Por exemplo, os genes que contém as instruções para o fabrico dos nervos e das enzimas que permitem que os nervos funcionem não existem nos micróbios.

Os mesmos tiveram que ser criados “ex novo” se realmente evoluímos dos micróbios.

Existem muitas famílias de genes nos seres humanos que pura e simplesmente não existem nos micróbios, pelo que tem que existir um mecanismo viável de aditamento de novos genes e da respectiva informação (dependente de um código preciso de sequências de nucleótidos).

O problema é que, tanto quanto se pode observar, as mutações que se conhecem não têm as propriedades “milagrosas” que os evolucionistas lhes atribuem.

Se a isto acrescentarmos o facto de que o peojecto ENCODE veio recenbtemente revelar a funcionalidade de praticamente de todo o genoma, evidenciando a existência aí de vários níveis de informação e meta-informação (i.e. informação sobre a utilização da informação).

De acordo com os novos conhecimentos, a vida é mais do que os genes. O "junk" DNA, afinal, não existe, o que retirou aos evolucionistas mais uma "prova científica irrefutável" da evolução.


Quando tomamos em consideração o total de DNA, o arroz tem 466 milhões de pares de bases ao passo que os seres humanos têm 6 biliões(seis vezes mais).

Mas mesmo essa quantidade não é uma medida adequada da complexidade genética.

Os evolucionistas costumam dizer que os genes podem ser duplicados e que isto se traduz num aumento da informação.

Mas isso não é verdade. Se alguém tirar fotocópias de um livro não aumenta a informação contida nesse livro. Apenas duplicámos a informação existente, que as mutações subsequentes se encarregarão de ir destruindo.

Se um aluno tirar várias fotocópias de um relatório e as entregar ao professor, dificilmente o professor consideraria que as cópias acrescentam novas quantidades de informação ao relatório.

Também nos genes, essa duplicação não se traduz na criação de estruturas e funções inovadoras altamente complexas, mas apenas na duplicação da informação necessária ao fabrico de estruturas já existentes.

A evidência recolhida até ao momento mostra que a duplicação de genes desempenha um papel na variação dentro das espécies, mas não na evolução de micróbios para arroz ou pessoas.
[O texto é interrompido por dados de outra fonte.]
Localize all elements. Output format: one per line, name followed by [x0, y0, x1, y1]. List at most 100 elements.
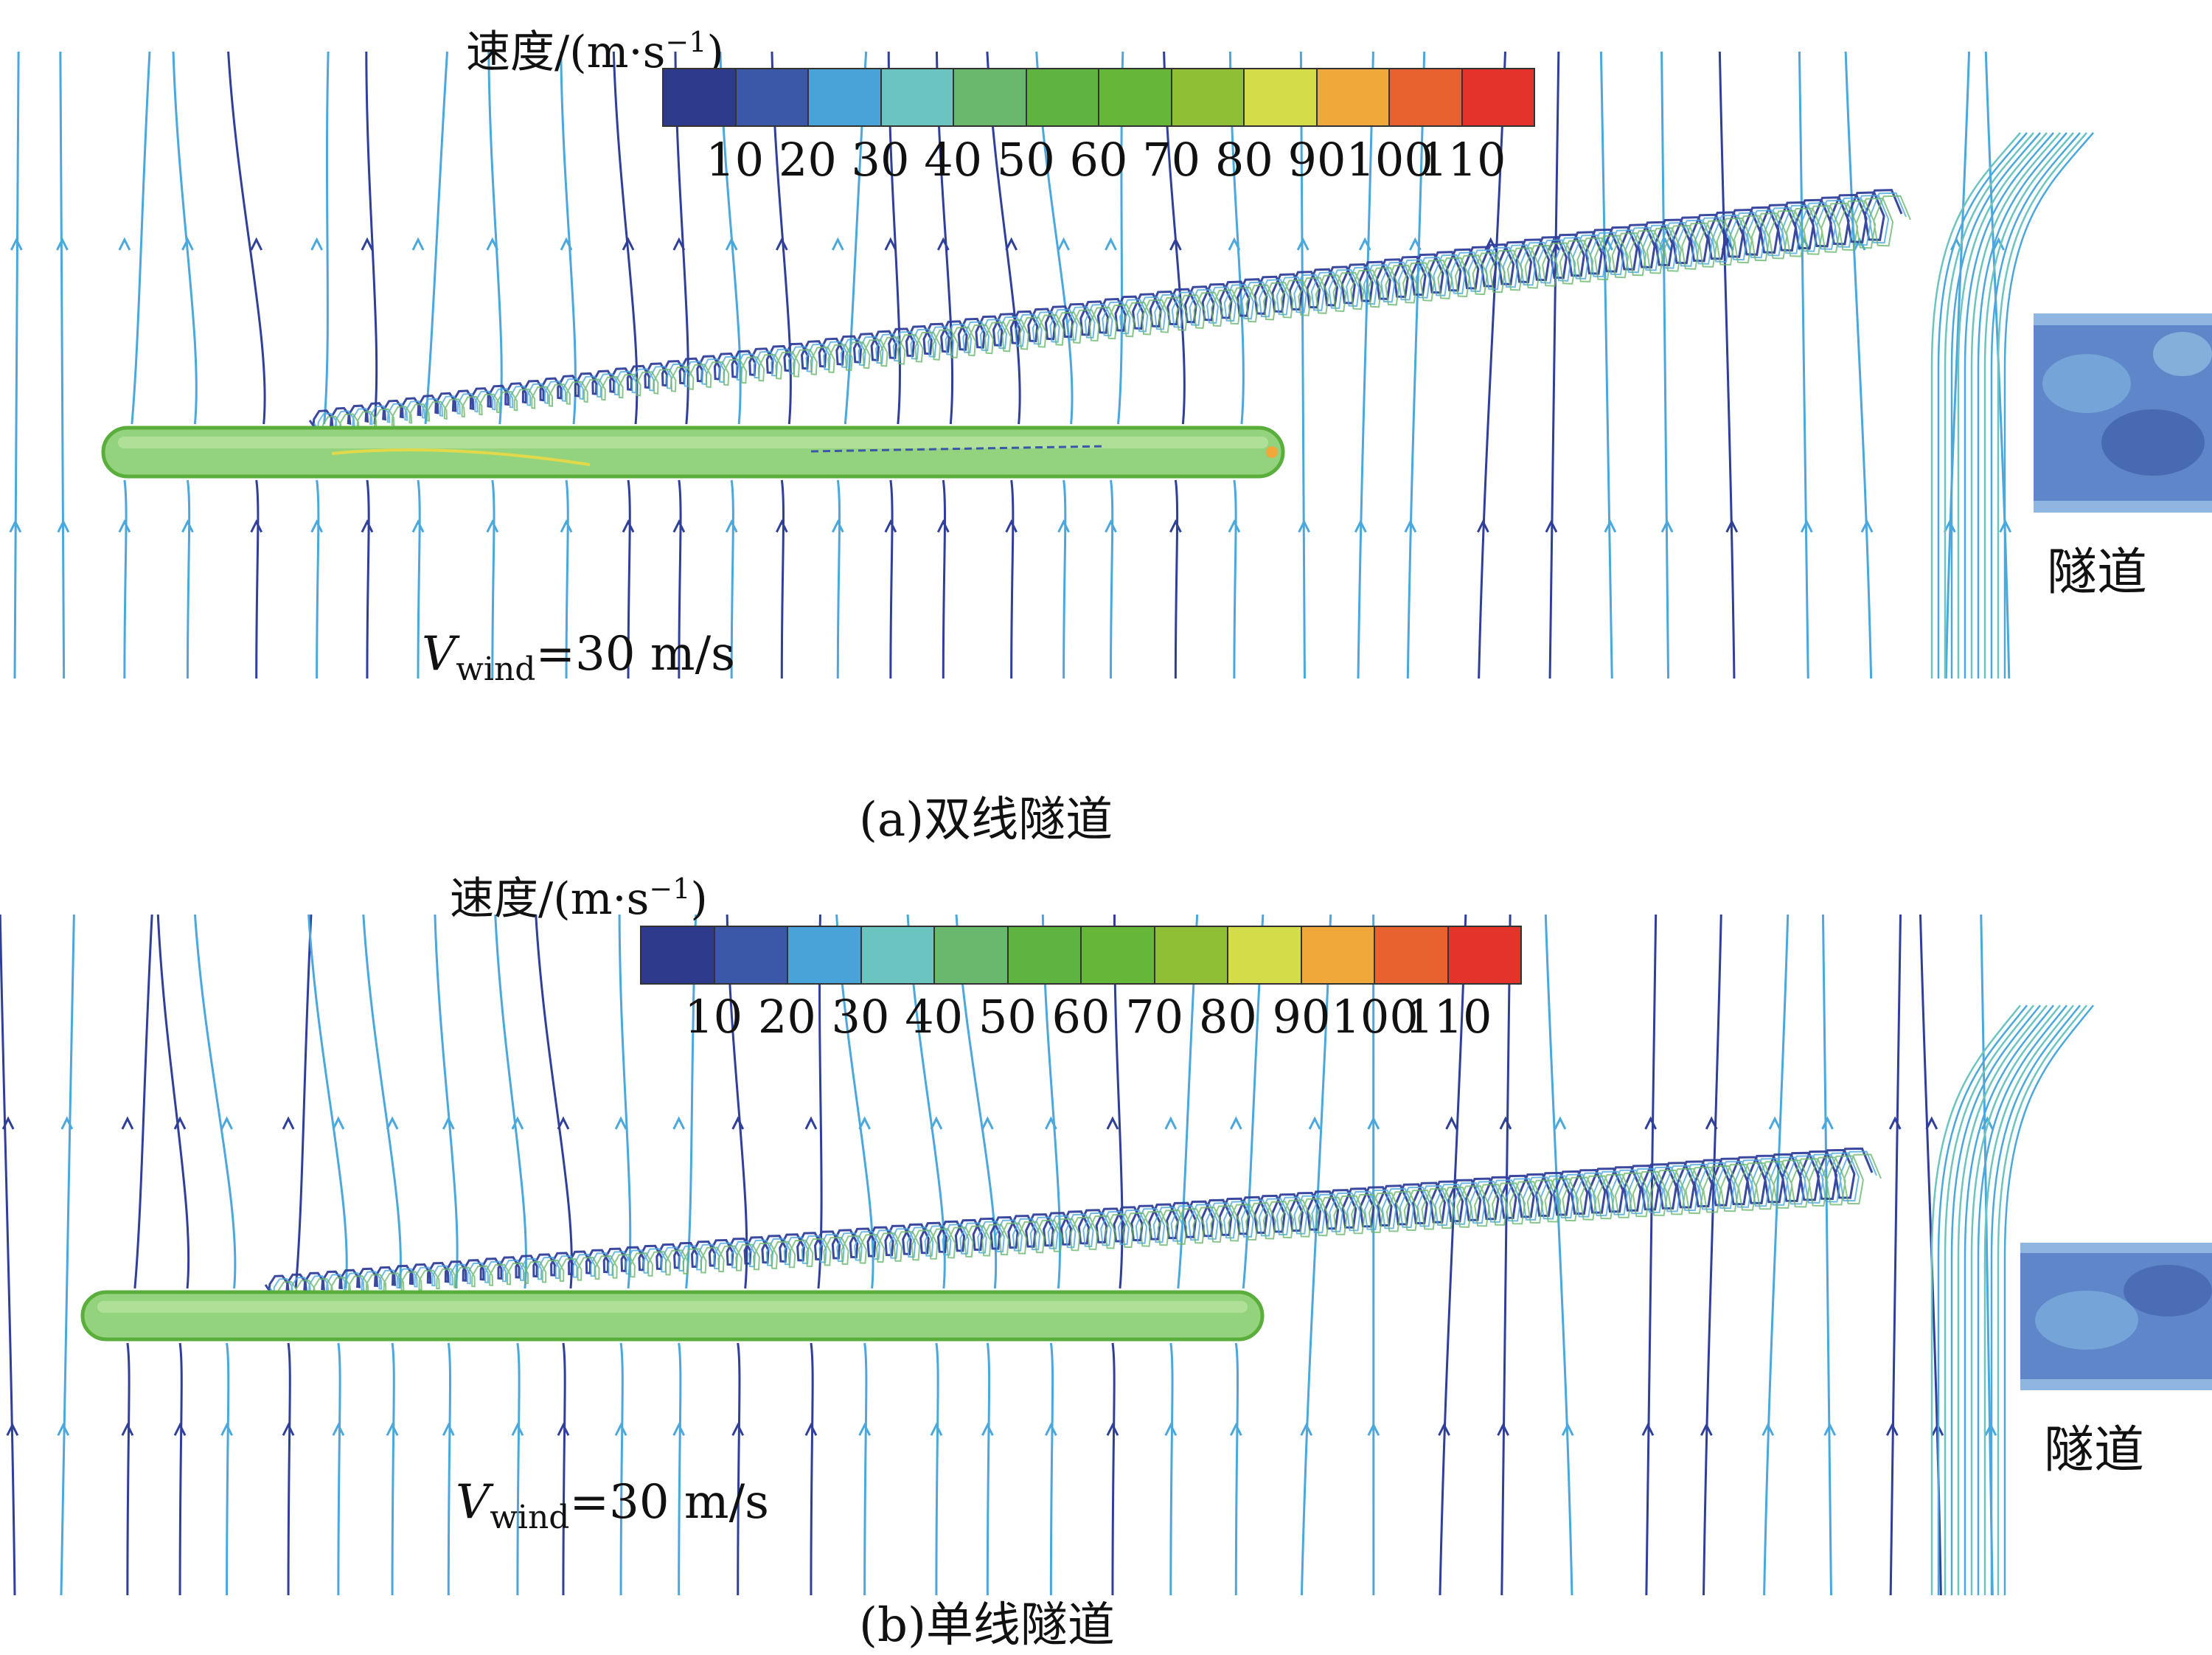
colorbar-segment	[1027, 69, 1100, 125]
streamline	[1646, 915, 1656, 1595]
colorbar-segment	[1463, 69, 1534, 125]
streamline	[128, 1343, 129, 1595]
streamline	[364, 915, 401, 1288]
streamline-arrow	[312, 522, 322, 532]
streamline-arrow	[1927, 1119, 1937, 1129]
streamline-arrow	[733, 1425, 743, 1435]
tunnel-label: 隧道	[2044, 1409, 2144, 1482]
streamline	[366, 52, 377, 424]
streamline	[1111, 480, 1113, 679]
streamline	[61, 915, 74, 1595]
streamline-arrow	[1890, 1119, 1900, 1129]
streamline-arrow	[616, 1119, 626, 1129]
streamline	[1234, 480, 1236, 679]
streamline	[158, 915, 188, 1288]
streamline-arrow	[1447, 1119, 1457, 1129]
streamline-arrow	[616, 1425, 626, 1435]
streamline-arrow	[1166, 1119, 1176, 1129]
streamline	[1545, 915, 1572, 1595]
streamline	[15, 52, 18, 679]
streamline	[1012, 480, 1013, 679]
streamline-arrow	[726, 522, 737, 532]
colorbar-segment	[1318, 69, 1391, 125]
streamline	[1550, 52, 1559, 679]
streamline-arrow	[1059, 240, 1069, 250]
streamline	[1175, 480, 1177, 679]
streamline	[173, 52, 196, 424]
streamline-arrow	[1231, 1425, 1241, 1435]
streamline-arrow	[886, 522, 896, 532]
streamline	[838, 480, 839, 679]
streamline-arrow	[1646, 1119, 1656, 1129]
streamline	[621, 1343, 622, 1595]
colorbar-segment	[1245, 69, 1318, 125]
streamline-arrow	[982, 1119, 992, 1129]
streamline	[1662, 52, 1669, 679]
streamline-arrow	[931, 1119, 942, 1129]
streamline-arrow	[1006, 240, 1017, 250]
streamline-arrow	[283, 1425, 293, 1435]
streamline-arrow	[312, 240, 322, 250]
streamline	[392, 1343, 394, 1595]
streamline	[125, 480, 126, 679]
streamline-arrow	[175, 1425, 185, 1435]
colorbar-title: 速度/(m·s−1)	[450, 863, 708, 927]
streamline	[943, 480, 945, 679]
streamline	[180, 1343, 181, 1595]
colorbar-segment	[1009, 927, 1082, 983]
tunnel-label: 隧道	[2047, 531, 2147, 604]
streamline-arrow	[938, 522, 948, 532]
streamline	[811, 1343, 813, 1595]
streamline-arrow	[558, 1425, 568, 1435]
caption-b: (b)单线隧道	[859, 1587, 1115, 1655]
streamline-arrow	[1046, 1425, 1056, 1435]
colorbar-segment	[1155, 927, 1229, 983]
streamline-arrow	[1107, 1425, 1118, 1435]
vortex-wake	[265, 1148, 1881, 1298]
streamline	[1799, 52, 1808, 679]
colorbar-segment	[1228, 927, 1302, 983]
streamline	[338, 1343, 340, 1595]
streamline-arrow	[182, 522, 192, 532]
streamline-arrow	[283, 1119, 293, 1129]
streamline-arrow	[122, 1119, 133, 1129]
colorbar	[662, 68, 1535, 127]
streamline-arrow	[806, 1119, 816, 1129]
streamline-arrow	[1166, 1425, 1176, 1435]
streamline-arrow	[860, 1425, 870, 1435]
streamline-arrow	[122, 1425, 133, 1435]
streamline-arrow	[222, 1425, 232, 1435]
colorbar-tick-label: 110	[1404, 990, 1492, 1044]
streamline	[187, 480, 189, 679]
colorbar-segment	[788, 927, 862, 983]
streamline-arrow	[938, 240, 948, 250]
streamline	[1064, 480, 1065, 679]
streamline	[679, 1343, 681, 1595]
streamline-arrow	[387, 1119, 397, 1129]
streamline-arrow	[623, 522, 633, 532]
streamline	[1171, 1343, 1172, 1595]
streamline	[1719, 52, 1734, 679]
train-body	[83, 1292, 1262, 1339]
colorbar-segment	[1390, 69, 1463, 125]
colorbar-segment	[935, 927, 1009, 983]
streamline	[495, 915, 526, 1288]
streamline	[891, 480, 892, 679]
streamline-arrow	[1059, 522, 1069, 532]
streamline-arrow	[512, 1425, 523, 1435]
colorbar-tick-label: 110	[1418, 133, 1506, 187]
train-body	[103, 428, 1283, 476]
streamline	[229, 52, 265, 424]
streamline	[1764, 915, 1788, 1595]
streamline	[1051, 1343, 1052, 1595]
streamline	[518, 1343, 519, 1595]
streamline	[425, 52, 448, 424]
streamline	[135, 915, 152, 1288]
streamline	[0, 915, 15, 1595]
streamline-arrow	[251, 240, 262, 250]
streamline-arrow	[1770, 1119, 1780, 1129]
streamline-arrow	[674, 1425, 684, 1435]
streamline	[367, 480, 369, 679]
Daí que os darwinistas dependam, essencialmente, de argumentos baseados nas homologias genéticas (um argumento circular que pressupõe a evolução), sendo que essas homologias podem ser facilmente interpretadas como evidências, não de um ancestral comum, mas de um Criador comum.

Fernando Martins disse...

Caro jonatas anterior:

E se lesse os livros de S. J. Gould sobre o assunto, para não dizer tantas barbaridades?

Anónimo disse...

Eu simplesmente adorei a pesquisa. É incrível como a evolução se fez e ainda se faz necessária, sem ela seríamos apenas massas inertes, sem explicações, sem teorias que comprovassem os fatos, sem nada..muito legal a abordagem!